Meyerrose comes to ASU from Princeton, where she was a postdoctoral research fellow. She received her PhD in political science from The Ohio State University.
Her research focuses on the ways in which international organizations and other aspects of globalization both condition and also create challenges for domestic democratic institutions.
"Dr. Meyerrose is a first-rate scholar, who is engaging what is perhaps the most important question of our time. We are thrilled to have her join the School of Politics and Global Studies," said Magda Hinojosa, ASU professor and director of the school.
This fall, Meyerrose will be teaching political science courses on European Democracies and World Politics. She spoke with ASU News about why she came to ASU and what she hopes to accomplish while at the university.
Question: What is the focus for your area of research and why did you choose that field?
Answer: My research is centered on how domestic democratic institutions both influence and are shaped by international factors such as international organizations, trade and economic globalization more broadly. A lot of my research to date has centered on contemporary cases of democratic backsliding. Initially, my focus was on international drivers of domestic backsliding, and more recently I have begun to explore how these backsliding states work together within historically Western liberal international fora, such as the U.N., to advance their (illiberal) interests. As a scholar of European politics, I first became interested in this topic with the onset of cases of backsliding within the European Union, an international organization that existing research suggested should be particularly well-equipped to promote and protect democracy within its borders.
Q: Why did you decide to join ASU?
A: ASU’s efforts to foster interdisciplinary research make the university a particularly exciting fit for me. My research inherently spans multiple subfields within political science, and therefore I am excited to be part of a school and university that encourages work beyond the traditional boundaries that still dominate many other academic institutions.
Q: What do you hope to accomplish as you work at the university?

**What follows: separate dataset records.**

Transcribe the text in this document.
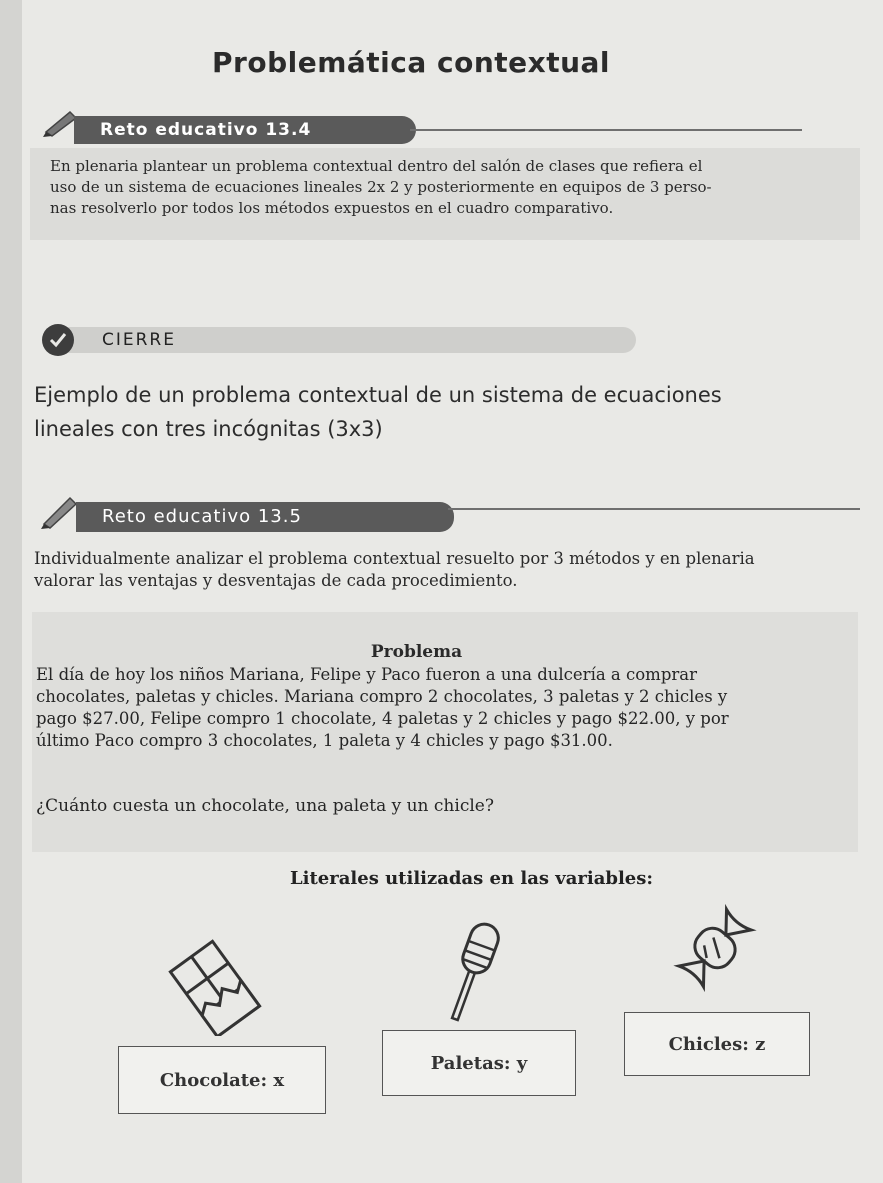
Problemática contextual
Reto educativo 13.4
En plenaria plantear un problema contextual dentro del salón de clases que refiera el
uso de un sistema de ecuaciones lineales 2x 2 y posteriormente en equipos de 3 perso-
nas resolverlo por todos los métodos expuestos en el cuadro comparativo.
CIERRE
Ejemplo de un problema contextual de un sistema de ecuaciones
lineales con tres incógnitas (3x3)
Reto educativo 13.5
Individualmente analizar el problema contextual resuelto por 3 métodos y en plenaria
valorar las ventajas y desventajas de cada procedimiento.
Problema
El día de hoy los niños Mariana, Felipe y Paco fueron a una dulcería a comprar
chocolates, paletas y chicles. Mariana compro 2 chocolates, 3 paletas y 2 chicles y
pago $27.00, Felipe compro 1 chocolate, 4 paletas y 2 chicles y pago $22.00, y por
último Paco compro 3 chocolates, 1 paleta y 4 chicles y pago $31.00.
¿Cuánto cuesta un chocolate, una paleta y un chicle?
Literales utilizadas en las variables:
Chocolate: x
Paletas: y
Chicles: z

A: In addition to continuing my current research agenda, most specifically in the form of further developing and completing my project on international drivers of and potential remedies for democratic backsliding, I anticipate that the wide range of regional and substantive expertise represented in (the school) will provide opportunities to start exciting new projects. I am also looking forward to advising both graduate and undergraduate students; if I am able to encourage at least a few students to study the current global democratic recession — and, further, to contribute to ongoing debates to develop potential solutions — I would be thrilled.